First, yes, it’s faster, as we’ve come to expect with each passing model, and there are improvements with the camera too, a new look, along with a major change to the way we interact with the iPhone.
In fact, the debut of Apple’s new 3D Touch technology could even change the smartphone landscape permanently.
We’ve had the opportunity to spend some time getting to know the new iPhone 6s (and our iPhone 6s Plus review will appear on GadgetGuy.com.au over the next couple of days). So let’s take a closer look at what’s new.
On the outside, the iPhone 6s remains almost exactly the same as the iPhone 6. It has the same curved case, with rounded edges, a protruding camera lens, and the buttons, speaker and Lightning connector are all in the same place.
What is different however, is that Apple has strengthened case by moving to aerospace-grade 7000 series aluminium.
This change is likely due to the ‘bend-gate’ issue on the iPhone 6 Plus, where it could bend under certain conditions. Apple describes its new case as “…the strongest alloy ever used in an iPhone”, and we can happily report no bending on either of the new models so far.

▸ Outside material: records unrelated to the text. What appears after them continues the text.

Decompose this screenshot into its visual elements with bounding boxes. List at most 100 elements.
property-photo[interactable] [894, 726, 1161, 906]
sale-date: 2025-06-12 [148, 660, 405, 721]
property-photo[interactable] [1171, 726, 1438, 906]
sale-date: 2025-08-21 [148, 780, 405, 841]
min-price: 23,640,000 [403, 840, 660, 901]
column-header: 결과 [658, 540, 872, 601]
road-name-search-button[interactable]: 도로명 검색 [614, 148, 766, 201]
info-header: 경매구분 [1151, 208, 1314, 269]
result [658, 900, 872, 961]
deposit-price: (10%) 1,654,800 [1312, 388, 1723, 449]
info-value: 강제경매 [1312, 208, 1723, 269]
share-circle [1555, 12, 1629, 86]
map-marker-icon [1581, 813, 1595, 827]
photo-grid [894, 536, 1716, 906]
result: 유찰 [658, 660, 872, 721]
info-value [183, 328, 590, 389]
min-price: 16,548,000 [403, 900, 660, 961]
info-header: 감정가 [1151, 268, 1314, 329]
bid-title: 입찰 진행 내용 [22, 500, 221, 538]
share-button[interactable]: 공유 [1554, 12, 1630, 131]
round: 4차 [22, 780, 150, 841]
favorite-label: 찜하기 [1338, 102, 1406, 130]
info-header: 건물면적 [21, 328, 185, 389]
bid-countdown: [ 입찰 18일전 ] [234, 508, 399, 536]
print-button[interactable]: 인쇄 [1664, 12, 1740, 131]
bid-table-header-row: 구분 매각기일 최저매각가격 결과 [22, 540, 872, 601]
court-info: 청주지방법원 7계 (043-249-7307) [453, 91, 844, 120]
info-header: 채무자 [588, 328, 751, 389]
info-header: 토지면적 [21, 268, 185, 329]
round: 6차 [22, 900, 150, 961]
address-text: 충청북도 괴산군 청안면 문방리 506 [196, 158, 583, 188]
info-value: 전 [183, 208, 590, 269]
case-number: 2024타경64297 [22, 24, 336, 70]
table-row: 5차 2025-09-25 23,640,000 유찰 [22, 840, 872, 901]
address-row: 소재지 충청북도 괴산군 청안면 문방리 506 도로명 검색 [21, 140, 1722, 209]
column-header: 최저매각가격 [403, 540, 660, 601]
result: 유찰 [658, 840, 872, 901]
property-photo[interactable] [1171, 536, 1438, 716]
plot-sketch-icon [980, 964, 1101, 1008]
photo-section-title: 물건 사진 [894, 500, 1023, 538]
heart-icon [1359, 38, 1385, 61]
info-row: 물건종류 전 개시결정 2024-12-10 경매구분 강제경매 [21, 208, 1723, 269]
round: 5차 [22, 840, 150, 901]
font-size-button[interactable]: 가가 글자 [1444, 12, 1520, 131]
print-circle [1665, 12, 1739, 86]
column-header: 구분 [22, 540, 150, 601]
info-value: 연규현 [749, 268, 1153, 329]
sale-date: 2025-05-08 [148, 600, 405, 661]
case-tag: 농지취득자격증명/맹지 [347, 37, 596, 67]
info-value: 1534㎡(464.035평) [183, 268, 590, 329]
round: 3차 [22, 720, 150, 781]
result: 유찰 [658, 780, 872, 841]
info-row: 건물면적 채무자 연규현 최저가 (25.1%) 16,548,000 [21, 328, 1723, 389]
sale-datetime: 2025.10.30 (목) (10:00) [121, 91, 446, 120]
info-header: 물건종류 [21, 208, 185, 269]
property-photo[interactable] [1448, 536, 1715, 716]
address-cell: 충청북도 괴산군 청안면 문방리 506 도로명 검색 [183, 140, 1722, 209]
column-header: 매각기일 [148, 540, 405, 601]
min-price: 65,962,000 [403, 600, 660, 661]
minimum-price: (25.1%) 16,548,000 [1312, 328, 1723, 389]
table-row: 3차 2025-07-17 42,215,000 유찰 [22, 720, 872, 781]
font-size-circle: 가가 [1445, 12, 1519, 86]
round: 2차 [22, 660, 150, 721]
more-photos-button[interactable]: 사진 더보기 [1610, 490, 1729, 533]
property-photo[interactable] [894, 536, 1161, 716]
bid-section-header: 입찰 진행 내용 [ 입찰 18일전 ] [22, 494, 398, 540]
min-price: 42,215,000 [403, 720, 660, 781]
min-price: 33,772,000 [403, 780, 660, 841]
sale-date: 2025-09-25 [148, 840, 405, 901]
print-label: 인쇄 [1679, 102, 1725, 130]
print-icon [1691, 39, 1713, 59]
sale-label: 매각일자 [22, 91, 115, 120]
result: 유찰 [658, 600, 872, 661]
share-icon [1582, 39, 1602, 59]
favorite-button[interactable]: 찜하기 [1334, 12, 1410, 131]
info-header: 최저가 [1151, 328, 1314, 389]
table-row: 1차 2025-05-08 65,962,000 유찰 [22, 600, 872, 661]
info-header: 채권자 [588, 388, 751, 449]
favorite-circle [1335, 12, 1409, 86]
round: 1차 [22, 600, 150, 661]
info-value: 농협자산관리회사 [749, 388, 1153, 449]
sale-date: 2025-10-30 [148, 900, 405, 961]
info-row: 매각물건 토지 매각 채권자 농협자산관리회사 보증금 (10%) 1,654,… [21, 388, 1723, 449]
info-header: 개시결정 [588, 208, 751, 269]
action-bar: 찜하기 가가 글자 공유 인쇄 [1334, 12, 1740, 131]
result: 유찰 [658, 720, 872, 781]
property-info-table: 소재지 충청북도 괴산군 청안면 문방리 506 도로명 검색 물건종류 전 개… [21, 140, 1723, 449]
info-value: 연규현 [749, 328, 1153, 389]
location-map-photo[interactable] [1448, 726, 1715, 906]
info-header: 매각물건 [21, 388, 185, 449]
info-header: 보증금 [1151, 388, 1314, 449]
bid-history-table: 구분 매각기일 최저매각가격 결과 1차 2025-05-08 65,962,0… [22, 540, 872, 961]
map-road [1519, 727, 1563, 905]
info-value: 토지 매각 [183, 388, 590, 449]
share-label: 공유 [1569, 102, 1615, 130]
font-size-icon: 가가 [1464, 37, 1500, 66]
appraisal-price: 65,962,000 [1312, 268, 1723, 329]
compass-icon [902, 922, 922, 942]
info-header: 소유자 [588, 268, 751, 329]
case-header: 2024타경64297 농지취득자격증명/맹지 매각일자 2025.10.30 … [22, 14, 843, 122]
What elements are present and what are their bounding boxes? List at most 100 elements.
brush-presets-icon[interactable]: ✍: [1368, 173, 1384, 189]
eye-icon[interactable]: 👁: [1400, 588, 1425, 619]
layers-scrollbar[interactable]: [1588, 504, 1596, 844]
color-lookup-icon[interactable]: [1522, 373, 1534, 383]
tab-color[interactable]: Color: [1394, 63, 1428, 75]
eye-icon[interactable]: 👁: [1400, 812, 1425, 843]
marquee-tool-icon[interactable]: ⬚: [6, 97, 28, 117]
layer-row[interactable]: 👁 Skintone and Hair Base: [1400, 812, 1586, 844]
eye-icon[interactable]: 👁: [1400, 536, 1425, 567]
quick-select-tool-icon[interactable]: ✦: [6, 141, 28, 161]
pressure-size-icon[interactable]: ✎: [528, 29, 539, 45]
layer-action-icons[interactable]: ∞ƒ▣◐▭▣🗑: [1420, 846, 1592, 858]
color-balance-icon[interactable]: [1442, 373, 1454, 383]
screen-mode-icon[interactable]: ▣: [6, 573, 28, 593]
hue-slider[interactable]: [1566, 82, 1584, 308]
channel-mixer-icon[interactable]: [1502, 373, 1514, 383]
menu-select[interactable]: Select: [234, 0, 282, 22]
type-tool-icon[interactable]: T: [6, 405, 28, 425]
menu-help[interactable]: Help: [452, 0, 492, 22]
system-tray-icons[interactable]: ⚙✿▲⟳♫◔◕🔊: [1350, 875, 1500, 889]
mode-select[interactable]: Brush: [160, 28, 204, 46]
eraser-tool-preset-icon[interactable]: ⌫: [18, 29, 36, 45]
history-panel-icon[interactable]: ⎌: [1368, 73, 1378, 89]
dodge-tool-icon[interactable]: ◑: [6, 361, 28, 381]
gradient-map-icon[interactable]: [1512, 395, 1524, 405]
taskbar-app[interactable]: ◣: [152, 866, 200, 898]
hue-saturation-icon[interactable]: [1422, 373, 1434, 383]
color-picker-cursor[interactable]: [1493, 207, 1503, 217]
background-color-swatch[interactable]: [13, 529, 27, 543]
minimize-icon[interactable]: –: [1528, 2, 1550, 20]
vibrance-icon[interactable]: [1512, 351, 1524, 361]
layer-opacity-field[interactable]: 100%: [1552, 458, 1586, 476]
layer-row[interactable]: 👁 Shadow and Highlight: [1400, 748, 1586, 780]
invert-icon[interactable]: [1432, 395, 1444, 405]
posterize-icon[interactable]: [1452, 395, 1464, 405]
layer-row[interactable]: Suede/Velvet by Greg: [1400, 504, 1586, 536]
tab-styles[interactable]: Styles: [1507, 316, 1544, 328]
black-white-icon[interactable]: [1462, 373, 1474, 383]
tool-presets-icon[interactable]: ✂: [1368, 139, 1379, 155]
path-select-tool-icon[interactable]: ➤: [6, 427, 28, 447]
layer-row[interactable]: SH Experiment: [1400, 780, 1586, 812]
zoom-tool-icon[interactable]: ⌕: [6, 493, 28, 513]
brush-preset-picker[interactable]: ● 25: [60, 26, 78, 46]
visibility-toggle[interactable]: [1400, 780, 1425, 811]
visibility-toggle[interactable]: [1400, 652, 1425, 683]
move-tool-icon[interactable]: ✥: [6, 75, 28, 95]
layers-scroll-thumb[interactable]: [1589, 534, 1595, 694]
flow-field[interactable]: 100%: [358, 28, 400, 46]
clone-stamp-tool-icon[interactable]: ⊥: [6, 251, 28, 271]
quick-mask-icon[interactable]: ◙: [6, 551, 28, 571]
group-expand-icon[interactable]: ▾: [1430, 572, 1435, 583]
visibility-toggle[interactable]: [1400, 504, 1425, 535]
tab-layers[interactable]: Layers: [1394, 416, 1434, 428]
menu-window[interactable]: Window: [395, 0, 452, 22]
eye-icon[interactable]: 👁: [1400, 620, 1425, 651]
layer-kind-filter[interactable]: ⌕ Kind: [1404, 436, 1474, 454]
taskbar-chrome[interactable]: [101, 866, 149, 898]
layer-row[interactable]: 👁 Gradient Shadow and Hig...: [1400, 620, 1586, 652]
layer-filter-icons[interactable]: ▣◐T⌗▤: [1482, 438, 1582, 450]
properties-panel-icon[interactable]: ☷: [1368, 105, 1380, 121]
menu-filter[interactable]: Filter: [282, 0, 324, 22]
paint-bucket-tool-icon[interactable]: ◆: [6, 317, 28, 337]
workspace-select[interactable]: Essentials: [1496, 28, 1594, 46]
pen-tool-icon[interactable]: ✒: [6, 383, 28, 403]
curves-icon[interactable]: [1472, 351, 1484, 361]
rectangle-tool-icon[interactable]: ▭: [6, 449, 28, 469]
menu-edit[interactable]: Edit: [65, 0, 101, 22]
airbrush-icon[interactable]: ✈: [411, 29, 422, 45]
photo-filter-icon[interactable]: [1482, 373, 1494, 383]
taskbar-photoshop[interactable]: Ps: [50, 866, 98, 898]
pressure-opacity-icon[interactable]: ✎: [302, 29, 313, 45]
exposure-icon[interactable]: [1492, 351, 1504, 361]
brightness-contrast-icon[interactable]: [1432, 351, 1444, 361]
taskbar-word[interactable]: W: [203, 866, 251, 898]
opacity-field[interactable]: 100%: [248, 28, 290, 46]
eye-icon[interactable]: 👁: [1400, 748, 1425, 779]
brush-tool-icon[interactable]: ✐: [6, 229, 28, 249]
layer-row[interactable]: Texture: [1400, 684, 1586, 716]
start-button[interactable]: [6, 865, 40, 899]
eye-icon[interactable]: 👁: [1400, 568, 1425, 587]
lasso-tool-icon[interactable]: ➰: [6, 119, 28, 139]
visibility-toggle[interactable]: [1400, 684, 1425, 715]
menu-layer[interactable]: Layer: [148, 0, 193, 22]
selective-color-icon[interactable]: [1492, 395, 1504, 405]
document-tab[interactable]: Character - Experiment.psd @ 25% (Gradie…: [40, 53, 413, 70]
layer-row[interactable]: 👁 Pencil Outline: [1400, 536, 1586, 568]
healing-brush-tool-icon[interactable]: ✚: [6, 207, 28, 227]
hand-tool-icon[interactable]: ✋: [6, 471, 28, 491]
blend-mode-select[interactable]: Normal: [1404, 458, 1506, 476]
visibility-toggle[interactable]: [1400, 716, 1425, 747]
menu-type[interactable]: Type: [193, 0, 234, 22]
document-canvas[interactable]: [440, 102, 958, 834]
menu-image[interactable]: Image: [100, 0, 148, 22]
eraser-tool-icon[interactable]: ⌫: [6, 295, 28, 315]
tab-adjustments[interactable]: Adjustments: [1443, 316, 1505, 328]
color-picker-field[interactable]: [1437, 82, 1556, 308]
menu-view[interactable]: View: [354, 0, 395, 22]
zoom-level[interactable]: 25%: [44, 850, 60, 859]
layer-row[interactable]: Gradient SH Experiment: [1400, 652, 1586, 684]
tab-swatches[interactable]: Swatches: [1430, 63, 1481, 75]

The iPhone 6s also gains a 4th colour – this time in rose gold. Thankfully, Apple understands the concept of subtlety, and has created a not-too-over-the-top metallic rendition that is both refreshing and elegant.
Arguably, the marquee feature of the iPhone 6s is the introduction of 3D Touch technology into its touchscreen display.
This gives the touchscreen the ability to detect pressure, and essentially provides a new ‘dimension’ of interactivity. So now in addition to taps, swipes and pinches, the you can now press to ‘peek’ and ‘pop’.
These two terms are essentially a light press, and a firmer press. The pressure inputs translate into two general purposes – ‘Quick Actions’ or ‘shortcuts’ to app functions right from the home-screen, and new functionality within the apps themselves.
The former could be selecting the ‘selfie’ camera mode before you open the camera app, or with the latter, ‘peeking’ at an email’s contents before actually opening it.
Currently only Apple’s own apps support 3D Touch, but 3rd party apps will being to appear very soon with ‘peek’ and ‘pop’ functionality.
The display can also provide ‘taptic’ feedback, which feels like a ‘tap’ on the display to let you know that your finger pressure has activated a function.
We’ve put together an in-depth look at 3D Touch article here but otherwise, we found the experience to be fairly intuitive and useful. 3D Touch technology requires a layer of capacitive sensors and a ‘Taptic Engine’ to be sandwiched into the display, which increases the case’s thickness to 71mm from 69mm on the iPhone 6, and is 14 grams heavier.
The new dimensions are ever so slightly noticeable, but thankfully, not enough to require new iPhone cases so you can use what’s already available.
Ultimately, 3D Touch does provide a more direct way of accessing and selecting features, and it is something that Apple needed to institute considering that it only has one ‘home’ button, compared to the 3 context-sensitive buttons found on many Android devices.
It does take a bit of attention to remember that 3D Touch controls are present, rather than reverting back to the old way of doing things, but once you do, it becomes quite addictive and does save some time.
3D Touch will get even better with new app support, and is a feature that will probably start to appear in competitor smartphones soon until all premium smartphones will feature something like it.
Also on the ‘touch’ front, Apple has upgraded the Touch ID fingerprint sensor so it has the ability to detect your fingerprint twice as fast as the iPhone 6.
While the sensor on the 6 seemed fast and accurate, the iPhone 6s can unlock the phone and turn on the display almost instantly.